Defective renal water excretion in nephrotic syndrome: the relationship between renal water excretion and kidney function, arginine vasopressin, angiotensin II and aldosterone in plasma before and after oral water loading.

作者信息

Pedersen E B, Danielsen H, Madsen M, Jensen T

出版信息

Eur J Clin Invest. 1985 Feb;15(1):24-9. doi: 10.1111/j.1365-2362.1985.tb00139.x.

Abstract

An oral water load of 20 ml (kg body wt)-1 was given to seventeen patients with the nephrotic syndrome and fifteen healthy control subjects. Diuresis (D), free water clearance (CH2O), plasma concentrations of arginine vasopressin (AVP), angiotensin II (AII) and aldosterone (Aldo) were determined before and 3 times during the first 4 h after loading. In the nephrotic syndrome D was significantly lower 1-2 h after loading than in the control subjects, predominantly due to a lower CH2O (2.61 and 7.01 ml min-1 (medians), P less than 0.01). Creatinine clearance and the maximum increase in CH2O were significantly correlated in patients with the nephrotic syndrome (rho = 0.721, n = 17, P less than 0.01) and the control subjects (rho = 0.596, n = 15, P less than 0.01). AVP was reduced in both groups during loading, but AVP was clearly elevated in the patients with the nephrotic syndrome when compared to the control subjects both before (3.0 and 1.9 pmol 1(-1), P less than 0.01) and during loading. There was a significantly negative correlation between CH2O and AVP in both groups. AII and Aldo were reduced during loading, but the levels were the same in the patients and in the control group, and AII and Aldo were not correlated to CH2O. It is concluded that patients with the nephrotic syndrome excrete an oral water load more slowly than healthy control subjects, and that this phenomenon partly is due to reduced glomerular filtration rate and partly to increased AVP.

摘要

给17例肾病综合征患者和15名健康对照者口服20 ml/(kg体重)的水负荷。在负荷前及负荷后4小时内的3个时间点,测定利尿(D)、自由水清除率(CH2O)、精氨酸加压素(AVP)、血管紧张素II(AII)和醛固酮(Aldo)的血浆浓度。

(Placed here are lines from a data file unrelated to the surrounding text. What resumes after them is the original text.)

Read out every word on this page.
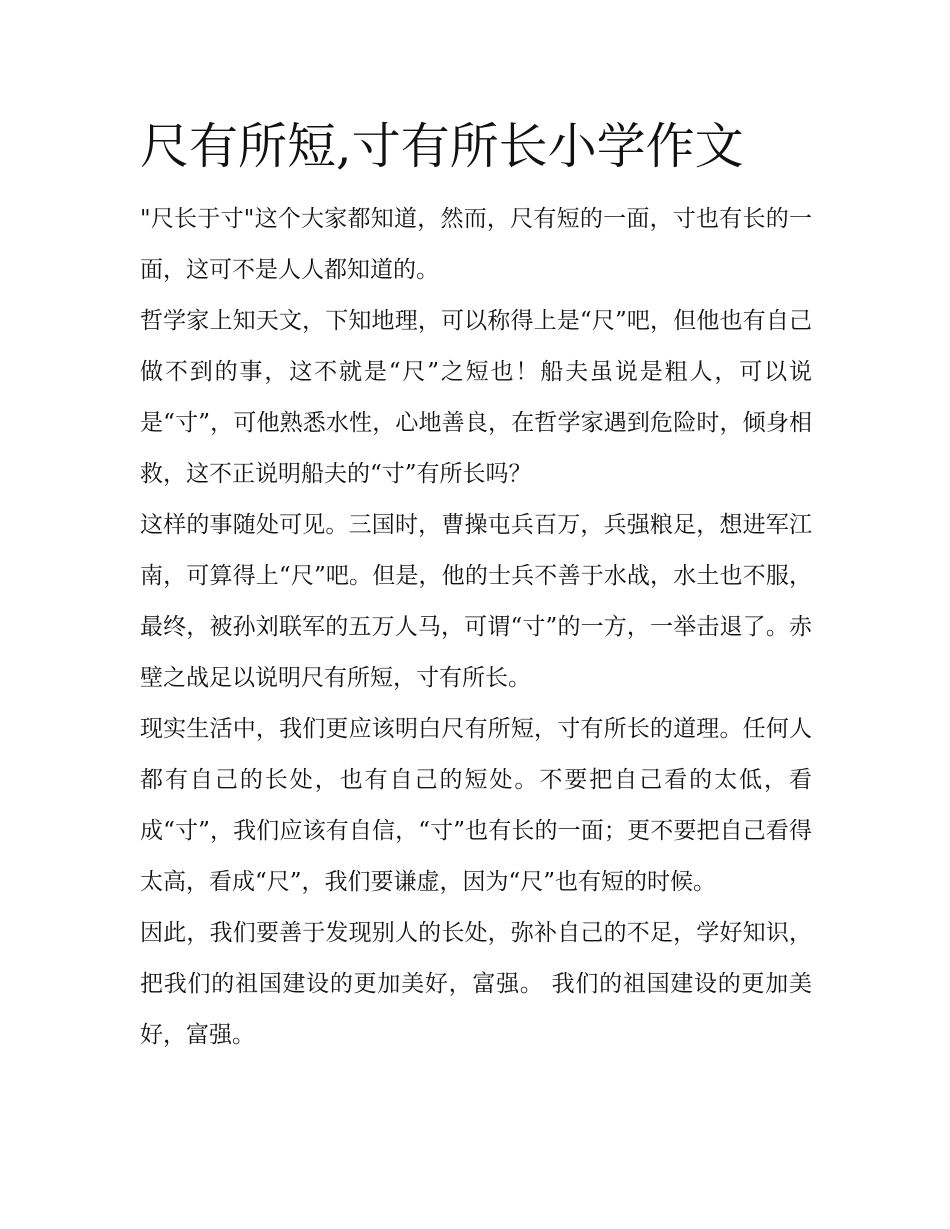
尺有所短,寸有所长小学作文

"尺长于寸"这个大家都知道，然而，尺有短的一面，寸也有长的一面，这可不是人人都知道的。

哲学家上知天文，下知地理，可以称得上是“尺”吧，但他也有自己做不到的事，这不就是“尺”之短也！船夫虽说是粗人，可以说是“寸”，可他熟悉水性，心地善良，在哲学家遇到危险时，倾身相救，这不正说明船夫的“寸”有所长吗？

这样的事随处可见。三国时，曹操屯兵百万，兵强粮足，想进军江南，可算得上“尺”吧。但是，他的士兵不善于水战，水土也不服，最终，被孙刘联军的五万人马，可谓“寸”的一方，一举击退了。赤壁之战足以说明尺有所短，寸有所长。

现实生活中，我们更应该明白尺有所短，寸有所长的道理。任何人都有自己的长处，也有自己的短处。不要把自己看的太低，看成“寸”，我们应该有自信，“寸”也有长的一面；更不要把自己看得太高，看成“尺”，我们要谦虚，因为“尺”也有短的时候。

因此，我们要善于发现别人的长处，弥补自己的不足，学好知识，把我们的祖国建设的更加美好，富强。 我们的祖国建设的更加美好，富强。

肾病综合征患者在负荷后1 - 2小时的D显著低于对照者,主要是由于CH2O较低(中位数分别为2.61和7.01 ml/min,P < 0.01)。肾病综合征患者和对照者的肌酐清除率与CH2O的最大增加值显著相关(肾病综合征患者rho = 0.721,n = 17,P < 0.01;对照者rho = 0.596,n = 15,P < 0.01)。两组在负荷期间AVP均降低,但肾病综合征患者在负荷前(分别为3.0和1.9 pmol/L,P < 0.01)及负荷期间与对照者相比,AVP明显升高。两组的CH2O与AVP之间均存在显著负相关。负荷期间AII和Aldo降低,但患者组和对照组的水平相同,且AII和Aldo与CH2O无关。结论是,肾病综合征患者口服水负荷后排泄比健康对照者更慢,这种现象部分归因于肾小球滤过率降低,部分归因于AVP增加。